Pattern 8: “Latest available date” and trailing windows

In operational apps, you often want “latest month” without hardcoding it.

WITH latest AS (
  SELECT MAX(date) AS max_date
  FROM drought
)
SELECT *
FROM drought
WHERE date = (SELECT max_date FROM latest);

Trailing 12 months from latest:

WITH latest AS (
  SELECT MAX(date) AS max_date
  FROM drought
)
SELECT *
FROM drought
WHERE date > (SELECT max_date - INTERVAL 12 MONTH FROM latest)
  AND date <= (SELECT max_date FROM latest);

Pattern 9: Combine clip + time windows (region time series)

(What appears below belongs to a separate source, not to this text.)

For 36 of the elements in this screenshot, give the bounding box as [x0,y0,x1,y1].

This is a common dashboard endpoint: “SPI time series for an admin region”.

WITH boundary AS (
  SELECT adm1_id, name, geom
  FROM admin
  WHERE adm1_id = 34
  LIMIT 1
),
inter AS (
  SELECT
    d.date,
    ST_Area(ST_Intersection(d.geom, b.geom)) AS inter_area,
    d.spi_3
  FROM drought d, boundary b
  WHERE ST_Intersects(d.geom, b.geom)
    AND d.spi_3 IS NOT NULL
),
region_daily AS (
  SELECT
    date,
    SUM(spi_3 * inter_area) / NULLIF(SUM(inter_area), 0) AS spi3_region
  FROM inter
  GROUP BY date
)
SELECT
  date,
  spi3_region,
  AVG(spi3_region) OVER (
    ORDER BY date
    ROWS BETWEEN 2 PRECEDING AND CURRENT ROW
  ) AS spi3_region_roll3
FROM region_daily
ORDER BY date;

Performance tips that actually move the needle

  1. Precompute boundary geometry once (CTE is fine; materialized table/view is better if reused).
  2. Use bbox columns (xmin/ymin/xmax/ymax) when possible to avoid expensive geometry operations early.
  3. Avoid running ST_Intersection unless you truly need clipped geometry or area-weighted stats.
  4. For repeated dashboards: build a lookup table between grid cells and admin IDs (cell → region mapping).
  5. Partition Parquet by time (year/month) so WHERE date BETWEEN ... reads less data.